There’s something I don’t get.
My entire married life, the only callings I have received have been leadership callings. Elders quorum presidencies, ward mission leader, young men presidency, stake mission presidency, ward clerk. I have no idea why. I don’t think I do a particularly good job, and I honestly don’t think I have any leadership skills; I’m certainly not a very good motivator.
But what really gets me is that this is completely opposite of my mission experience. I never once had any leadership experience on my mission (except for my last trunky month training). No district leader, no zone leader, no AP. I was never even a senior companion (always a “co-companion”).
I don’t know why there’s this contrast either.
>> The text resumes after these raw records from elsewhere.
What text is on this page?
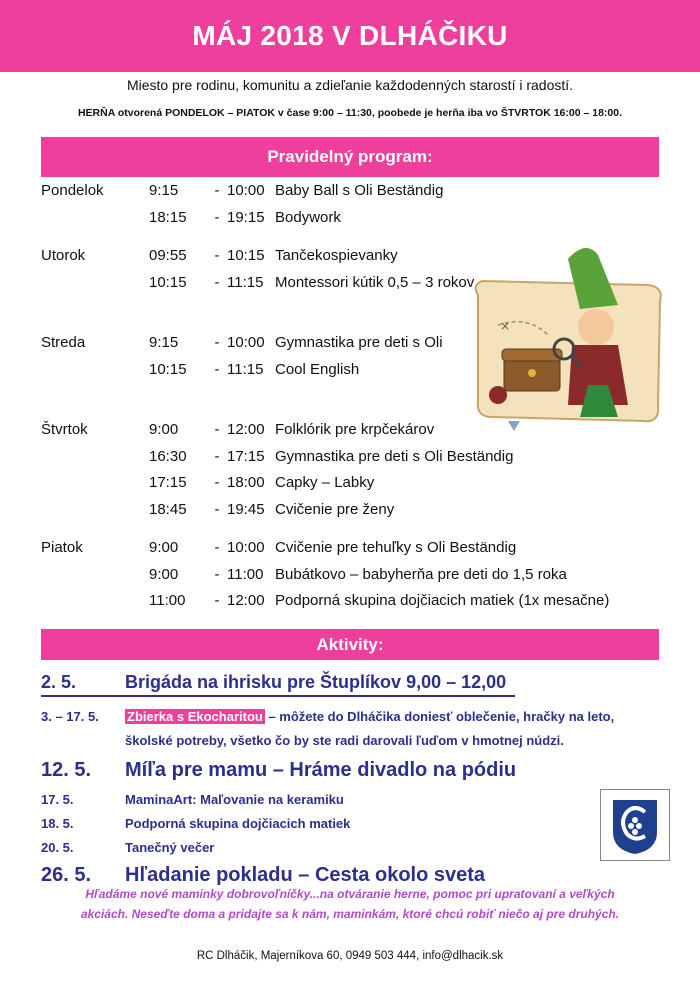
MÁJ 2018 V DLHÁČIKU
Miesto pre rodinu, komunitu a zdieľanie každodenných starostí i radostí.
HERŇA otvorená PONDELOK – PIATOK v čase 9:00 – 11:30, poobede je herňa iba vo ŠTVRTOK 16:00 – 18:00.
Pravidelný program:
Pondelok	9:15	- 10:00 Baby Ball s Oli Beständig
18:15	- 19:15 Bodywork
Utorok	09:55	- 10:15 Tančekospievanky
10:15	- 11:15 Montessori kútik 0,5 – 3 rokov
Streda	9:15	- 10:00 Gymnastika pre deti s Oli
10:15	- 11:15 Cool English
Štvrtok	9:00	- 12:00 Folklórik pre krpčekárov
16:30	- 17:15 Gymnastika pre deti s Oli Beständig
17:15	- 18:00 Capky – Labky
18:45	- 19:45 Cvičenie pre ženy
Piatok	9:00	- 10:00 Cvičenie pre tehuľky s Oli Beständig
9:00	- 11:00 Bubátkovo – babyherňa pre deti do 1,5 roka
11:00	- 12:00 Podporná skupina dojčiacich matiek (1x mesačne)
×
Aktivity:
2. 5.	Brigáda na ihrisku pre Štuplíkov 9,00 – 12,00
3. – 17. 5. Zbierka s Ekocharitou – môžete do Dlháčika doniesť oblečenie, hračky na leto,
školské potreby, všetko čo by ste radi darovali ľuďom v hmotnej núdzi.
12. 5.	Míľa pre mamu – Hráme divadlo na pódiu
17. 5.	MaminaArt: Maľovanie na keramiku
18. 5.	Podporná skupina dojčiacich matiek
20. 5.	Tanečný večer
26. 5.	Hľadanie pokladu – Cesta okolo sveta
Hľadáme nové maminky dobrovoľníčky...na otváranie herne, pomoc pri upratovaní a veľkých
akciách. Neseďte doma a pridajte sa k nám, maminkám, ktoré chcú robiť niečo aj pre druhých.
RC Dlháčik, Majerníkova 60, 0949 503 444, info@dlhacik.sk
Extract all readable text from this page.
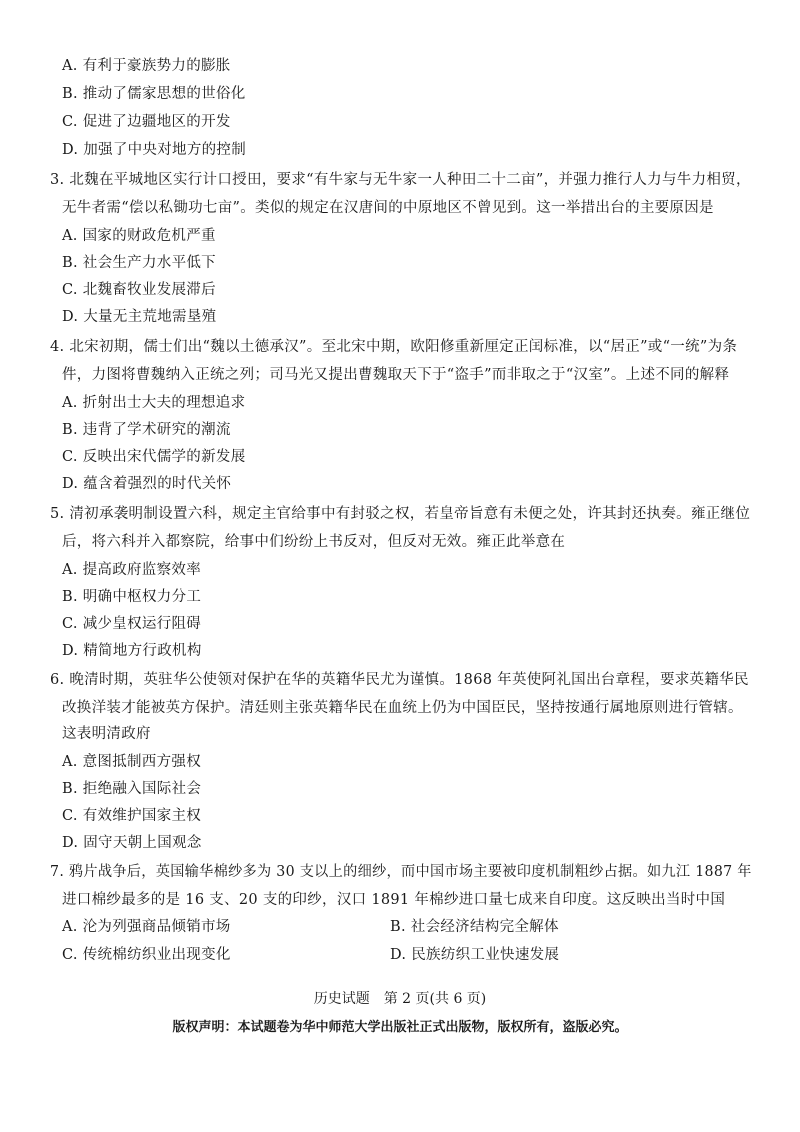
A. 有利于豪族势力的膨胀
B. 推动了儒家思想的世俗化
C. 促进了边疆地区的开发
D. 加强了中央对地方的控制
3. 北魏在平城地区实行计口授田，要求“有牛家与无牛家一人种田二十二亩”，并强力推行人力与牛力相贸，
无牛者需“偿以私锄功七亩”。类似的规定在汉唐间的中原地区不曾见到。这一举措出台的主要原因是
A. 国家的财政危机严重
B. 社会生产力水平低下
C. 北魏畜牧业发展滞后
D. 大量无主荒地需垦殖
4. 北宋初期，儒士们出“魏以土德承汉”。至北宋中期，欧阳修重新厘定正闰标准，以“居正”或“一统”为条
件，力图将曹魏纳入正统之列；司马光又提出曹魏取天下于“盗手”而非取之于“汉室”。上述不同的解释
A. 折射出士大夫的理想追求
B. 违背了学术研究的潮流
C. 反映出宋代儒学的新发展
D. 蕴含着强烈的时代关怀
5. 清初承袭明制设置六科，规定主官给事中有封驳之权，若皇帝旨意有未便之处，许其封还执奏。雍正继位
后，将六科并入都察院，给事中们纷纷上书反对，但反对无效。雍正此举意在
A. 提高政府监察效率
B. 明确中枢权力分工
C. 减少皇权运行阻碍
D. 精简地方行政机构
6. 晚清时期，英驻华公使领对保护在华的英籍华民尤为谨慎。1868 年英使阿礼国出台章程，要求英籍华民
改换洋装才能被英方保护。清廷则主张英籍华民在血统上仍为中国臣民，坚持按通行属地原则进行管辖。
这表明清政府
A. 意图抵制西方强权
B. 拒绝融入国际社会
C. 有效维护国家主权
D. 固守天朝上国观念
7. 鸦片战争后，英国输华棉纱多为 30 支以上的细纱，而中国市场主要被印度机制粗纱占据。如九江 1887 年
进口棉纱最多的是 16 支、20 支的印纱，汉口 1891 年棉纱进口量七成来自印度。这反映出当时中国
A. 沦为列强商品倾销市场	B. 社会经济结构完全解体
C. 传统棉纺织业出现变化	D. 民族纺织工业快速发展
历史试题　第 2 页(共 6 页)
版权声明：本试题卷为华中师范大学出版社正式出版物，版权所有，盗版必究。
On my mission, I read my scriptures every day (for at least an hour). I prayed often. I got along with my companions. Sure, every so often, I slept in or caught a video. But I loved to teach and I was good at it. I struggled with resolving concerns for the first half of my mission or so, but the last half, I was a pretty good teacher.
I hated finding though. I detested it in fact. I wish back then I had a secretary to make my appointments for me like I do now. I hated asking for referrals and knocking on doors (selective tracting is what we called it in Utah). All I wanted to do was teach.
The baptisms weren’t even that important. Sure I was caught up in all the hype and the numbers game, but teaching and seeing progression was the real thrill for me.
I certainly teach less now. I read my scriptures less. I pray less. I watch TV and movies more. I listen to music more. I even kiss more.
So why? Why is it now that I seem to be focusing less on spiritual things and more on temporal things, I am given leadership callings? And for that matter, only leadership callings?